World

From Iraq, a defence of beauty

November 05, 2009
Bright idea: can beauty and create a more peaceful world?
Bright idea: can beauty and create a more peaceful world?

Poverty, for the outsider, is often picturesque. But not here. This neighbourhood on the outskirts of Amara in southern Iraq has got to be the most hideous place I have ever seen: garbage, dirt, battered metal carcasses of "dead" cars, deep holes gouged out of the ground, dusty children wearing filthy clothes, the houses simultaneously decrepit and unfinished.

But it isn’t the poverty that is shocking, it is the ugliness. Yes, the people here are poor, but I’ve been to poorer places in Afghanistan, and in India.

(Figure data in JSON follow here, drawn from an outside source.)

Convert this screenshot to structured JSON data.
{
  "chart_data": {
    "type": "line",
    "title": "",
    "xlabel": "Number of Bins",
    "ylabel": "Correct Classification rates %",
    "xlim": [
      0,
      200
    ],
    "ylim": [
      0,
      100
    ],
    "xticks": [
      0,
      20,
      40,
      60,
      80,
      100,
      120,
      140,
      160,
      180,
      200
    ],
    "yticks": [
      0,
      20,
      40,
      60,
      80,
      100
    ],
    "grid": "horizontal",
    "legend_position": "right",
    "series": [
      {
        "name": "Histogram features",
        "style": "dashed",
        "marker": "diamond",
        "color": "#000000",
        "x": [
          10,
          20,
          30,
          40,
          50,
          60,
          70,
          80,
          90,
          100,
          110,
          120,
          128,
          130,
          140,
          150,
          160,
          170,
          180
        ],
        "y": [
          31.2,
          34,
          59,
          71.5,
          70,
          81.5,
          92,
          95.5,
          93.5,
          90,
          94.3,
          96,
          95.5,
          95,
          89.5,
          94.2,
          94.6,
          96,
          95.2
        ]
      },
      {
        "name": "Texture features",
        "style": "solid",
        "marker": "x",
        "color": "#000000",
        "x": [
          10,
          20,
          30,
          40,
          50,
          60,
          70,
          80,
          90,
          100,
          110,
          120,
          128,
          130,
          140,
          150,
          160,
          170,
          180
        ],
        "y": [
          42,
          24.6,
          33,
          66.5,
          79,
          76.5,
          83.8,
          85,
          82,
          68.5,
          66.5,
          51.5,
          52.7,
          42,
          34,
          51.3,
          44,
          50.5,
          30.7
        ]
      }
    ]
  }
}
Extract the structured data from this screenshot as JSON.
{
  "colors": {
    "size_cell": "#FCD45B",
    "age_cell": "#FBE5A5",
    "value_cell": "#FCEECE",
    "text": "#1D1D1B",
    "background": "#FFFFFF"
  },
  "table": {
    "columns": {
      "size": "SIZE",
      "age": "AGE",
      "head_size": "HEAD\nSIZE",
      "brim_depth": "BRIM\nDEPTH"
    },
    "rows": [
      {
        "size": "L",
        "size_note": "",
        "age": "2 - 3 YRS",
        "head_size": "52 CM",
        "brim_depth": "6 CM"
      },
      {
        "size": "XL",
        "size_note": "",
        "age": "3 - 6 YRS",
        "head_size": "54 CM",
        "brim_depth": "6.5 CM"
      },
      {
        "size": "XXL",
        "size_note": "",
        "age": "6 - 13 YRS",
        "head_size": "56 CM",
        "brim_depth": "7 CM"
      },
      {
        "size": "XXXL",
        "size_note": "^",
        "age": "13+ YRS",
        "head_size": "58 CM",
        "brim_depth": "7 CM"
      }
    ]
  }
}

But even in those places at least your eye could rest somewhere and find something of beauty.

What, I wonder, would it be like to grow up here? Not in terms of the danger or the poverty—we can all pretend to imagine what that is like. But what would it be like never to see anything pretty—only brown dirt, brown houses, dirty red cloth, and dust everywhere?  In the middle of a warzone, do I sound like an effete aesthete? Maybe. But there are worse things to be in the midst of a warzone.



We need beauty, not perhaps as much as we need water, not as much as food, not as much as love, well, maybe just as much as love. Think of the tribal carpets woven in Samarkand, think of that Anglo-Saxon hoard of gold recently discovered in Staffordshire. Without beauty, and without the ability to appreciate it, are we fully human?

Back in London, the guy at the electrical shop down the road from my house suggests I stock up on lightbulbs. He tells me that the EU has legislated against inefficient incandescent bulbs and insists we replace them with low-energy fluorescents. It will lessen CO2 emissions, and perhaps help to slow global warming. But my God! Fluorescents are ugly. Incandescent light, like candles, makes skin glow. Fluorescent light sucks out our soul, making us look half dead.

I used to joke, sitting in hotels and offices in Ramallah or Jerusalem, that maybe the middle east crisis is caused by the fact that most of the rooms there have fluorescent lighting. Pretty lighting won’t bring peace to the area but it is a step in the right direction. How can a child’s soul develop if he or she never sees anything beautiful? Can we write poetry if we live in a world of fluorescent lighting?

Beauty is deep, deeper than our skin.